War and famine are in our future. Putin’s energy shock is becoming a world food crisis. Brace for rationing.
March 4, 2022 — 11.13am
By Ambrose Evans-Pritchard
The world was facing a grain supply crunch even before Putin’s invasion of Ukraine.
https://www.smh.com.au/business/markets/...5a1m8.html
...The world faces what amounts to a commodity “black swan” across the gamut of primary resources. Oil, gas, coal and the “ags” are all spiralling higher together, with metals catching up fast. It is a systemic stagflation shock, an intractable problem for central bankers. It acts like a war reparations tax on the economies of importing nations and is ultimately contractionary...
Record food commodity prices are an ordeal by fire for some 45 poorer countries that rely heavily on food imports: the Maghreb, the non-oil Middle East, swathes of Africa, Bangladesh or Afghanistan. The World Food Programme warned of “catastrophic” scarcity for several hundred million people last November. The picture is worse today...
“Everything is going up vertically. The whole production chain for food is under pressure from every side,” said Abdolreza Abbassian, the ex-head of agro-markets at the UN’s Food and Agriculture Organisation.
“I have never seen anything like it in 30 years and I fear that prices are going to go much higher in the 2022-2023 season. The situation is just awful and at some point people are going to realise what may be coming. We’re all going to have to tighten our belts, and the mood could get very nasty even in OECD countries like Britain,” he said.
Energy and farm commodities are interlinked. Natural gas is a feedstock for fertiliser production in Europe, and lest we forget, Russia and Belarus together account for a third of the world’s exports of potash. Rocketing oil prices are driving a switch to biodiesel in south-east Asia, further tightening the global market for vegetable oils...
Roughly a third of world exports of barley come from Russia and Ukraine combined, 29 per cent of wheat, 19 per cent of maize, as well as 80 per cent of sunflower oil. Much of this is usually shipped through the Black Sea ports of Odesa, or Kherson - scene of hand-to-hand street battles until it fell on Wednesday - or Mykolaiv, where a Russian missile hit a Bangladeshi-flagged bulk carrier this week and killed one of the crew.

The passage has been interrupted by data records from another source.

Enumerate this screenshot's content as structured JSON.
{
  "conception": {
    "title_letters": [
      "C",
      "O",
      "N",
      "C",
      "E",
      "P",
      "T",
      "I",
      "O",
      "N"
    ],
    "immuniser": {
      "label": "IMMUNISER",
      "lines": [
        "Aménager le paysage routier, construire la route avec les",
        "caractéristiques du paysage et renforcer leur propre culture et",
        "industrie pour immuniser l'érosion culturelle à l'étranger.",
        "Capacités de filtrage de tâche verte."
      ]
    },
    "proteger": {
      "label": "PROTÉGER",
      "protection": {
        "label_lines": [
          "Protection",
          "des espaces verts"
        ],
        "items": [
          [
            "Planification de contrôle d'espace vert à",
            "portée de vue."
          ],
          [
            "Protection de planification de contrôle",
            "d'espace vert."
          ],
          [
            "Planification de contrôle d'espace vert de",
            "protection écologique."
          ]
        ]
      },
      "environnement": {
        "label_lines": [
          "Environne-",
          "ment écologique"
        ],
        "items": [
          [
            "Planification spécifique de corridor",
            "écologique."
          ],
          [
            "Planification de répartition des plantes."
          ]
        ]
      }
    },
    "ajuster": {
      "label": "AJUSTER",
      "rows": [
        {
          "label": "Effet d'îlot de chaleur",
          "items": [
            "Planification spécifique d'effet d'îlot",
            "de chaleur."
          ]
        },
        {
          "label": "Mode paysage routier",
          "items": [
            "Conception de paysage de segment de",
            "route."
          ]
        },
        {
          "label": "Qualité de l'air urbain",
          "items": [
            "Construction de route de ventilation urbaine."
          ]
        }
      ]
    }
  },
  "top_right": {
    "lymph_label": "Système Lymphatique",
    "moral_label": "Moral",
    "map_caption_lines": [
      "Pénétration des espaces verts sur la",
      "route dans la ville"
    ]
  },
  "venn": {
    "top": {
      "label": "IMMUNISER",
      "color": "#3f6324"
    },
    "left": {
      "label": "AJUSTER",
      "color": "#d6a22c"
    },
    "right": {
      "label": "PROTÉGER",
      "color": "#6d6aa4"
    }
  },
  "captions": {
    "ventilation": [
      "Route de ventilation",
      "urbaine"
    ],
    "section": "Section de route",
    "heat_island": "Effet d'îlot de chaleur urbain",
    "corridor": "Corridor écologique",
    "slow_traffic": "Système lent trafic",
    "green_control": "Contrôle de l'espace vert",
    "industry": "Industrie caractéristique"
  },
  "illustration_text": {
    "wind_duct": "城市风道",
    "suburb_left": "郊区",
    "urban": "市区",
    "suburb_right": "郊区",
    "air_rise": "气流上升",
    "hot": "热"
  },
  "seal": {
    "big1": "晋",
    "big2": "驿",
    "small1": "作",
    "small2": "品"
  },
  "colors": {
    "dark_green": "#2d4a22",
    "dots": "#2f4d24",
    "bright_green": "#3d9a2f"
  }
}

“Loading is at a standstill. It is not just the ports: you can’t get a ship in there. Nobody wants to get stranded,” said Mr Abbassian. Lloyd’s List reports that the northern Black Sea and the Azov have been declared “warlike operations areas’, implying double pay for crews, if you can get them.
Insurance rates are prohibitive and banks are refusing letters of credit, even though grains, fertilisers and energy products are exempt from sanctions. Shippers are scrambling to find out what it means for a counterparty to be “connected with Russia”.
Everybody is wary of the US Treasury’s sanctions police, known as OFAC (US Office of Foreign Assets Control). The US law firm Crowell and Moring said clients fear that they may be caught in the net inadvertently, given that targeted oligarchs control much of Russia’s agro-industrial nexus in one way or another. Every transaction has to be screened to the finest detail.
“Russian and Ukrainian wheat are not being offered. Critical corn flows to the world are being stymied. If Ukraine farmers do not plant substantial quantities of corn next month, the supply crunch will be very severe,” said Rabobank.